The Mary Meachum Freedom Crossing, on the banks of the Mississippi River in St. Louis, will be turned into a Civil War training camp tomorrow at the 11th annual Freedom Crossing Event Celebration.
Themed around the 150th anniversary of the Emancipation Proclamation, visitors can observe and participate in and a recreation of daily life of individuals back in the 1860s, and the experiences of newly emancipated slaves during that time. The free event will feature a Freedman’s School, calvary units with horses, and a 19th century medicine show. The day’s festivities will also include a reenactment of the 1855 freedom crossing from Missouri facilitated by free woman Mary Meachum.
Coordinator Angela da Silva feels that the event will help to shed more light on a part of obscure black history.

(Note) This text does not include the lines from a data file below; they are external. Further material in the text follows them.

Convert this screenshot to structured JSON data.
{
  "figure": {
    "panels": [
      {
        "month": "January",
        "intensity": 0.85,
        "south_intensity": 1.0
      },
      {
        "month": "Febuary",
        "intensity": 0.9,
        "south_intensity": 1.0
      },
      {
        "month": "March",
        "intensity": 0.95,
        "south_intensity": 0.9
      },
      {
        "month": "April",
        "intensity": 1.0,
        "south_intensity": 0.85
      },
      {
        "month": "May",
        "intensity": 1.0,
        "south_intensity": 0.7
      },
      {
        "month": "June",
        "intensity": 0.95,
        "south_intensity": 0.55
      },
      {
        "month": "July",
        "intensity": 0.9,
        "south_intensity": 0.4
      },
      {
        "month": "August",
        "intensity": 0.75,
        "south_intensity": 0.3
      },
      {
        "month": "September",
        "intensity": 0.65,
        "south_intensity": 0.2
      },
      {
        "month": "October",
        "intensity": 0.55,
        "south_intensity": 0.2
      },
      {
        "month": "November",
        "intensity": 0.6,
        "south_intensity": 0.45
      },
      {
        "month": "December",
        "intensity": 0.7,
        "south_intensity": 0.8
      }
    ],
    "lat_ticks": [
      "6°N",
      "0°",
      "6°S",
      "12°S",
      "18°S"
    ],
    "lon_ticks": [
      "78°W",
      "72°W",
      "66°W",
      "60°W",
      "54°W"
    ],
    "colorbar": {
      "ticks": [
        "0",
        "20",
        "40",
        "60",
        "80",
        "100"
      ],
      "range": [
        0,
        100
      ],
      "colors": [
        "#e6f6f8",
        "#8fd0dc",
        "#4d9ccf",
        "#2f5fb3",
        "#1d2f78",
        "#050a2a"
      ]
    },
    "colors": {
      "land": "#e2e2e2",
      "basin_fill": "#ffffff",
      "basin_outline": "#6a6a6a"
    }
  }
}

“The Civil War in the black community has just disappeared out of memory, and the fact that St. Louis played such a major role in that – I think the public just needs to know, and I think they would be able to take pride in it if they knew it,” da Silva says.
During the war, Benton Barracks, now the site of Fairground Park in North St. Louis, was the biggest induction and recruitment site for African Americans, and was, at its height, occupied by 24,000 recruits.
da Silva, who is also an adjunct professor at Lindenwood University, hopes others will be able to have a better understanding of the soldiers’ history and legacy.
“What we’re attempting to create is that arc between the enslaved blacks and citizen soldier, and how they went forward and the things that were possible for them to be able to come out of slavery and go directly in to society,” da Silva says.
The grounds will open at 11 a.m. Additional festivities includes political speeches given by Frederick Douglass and Abraham Lincoln re-enactors, a fashion show, and a barn dance at the end of the day.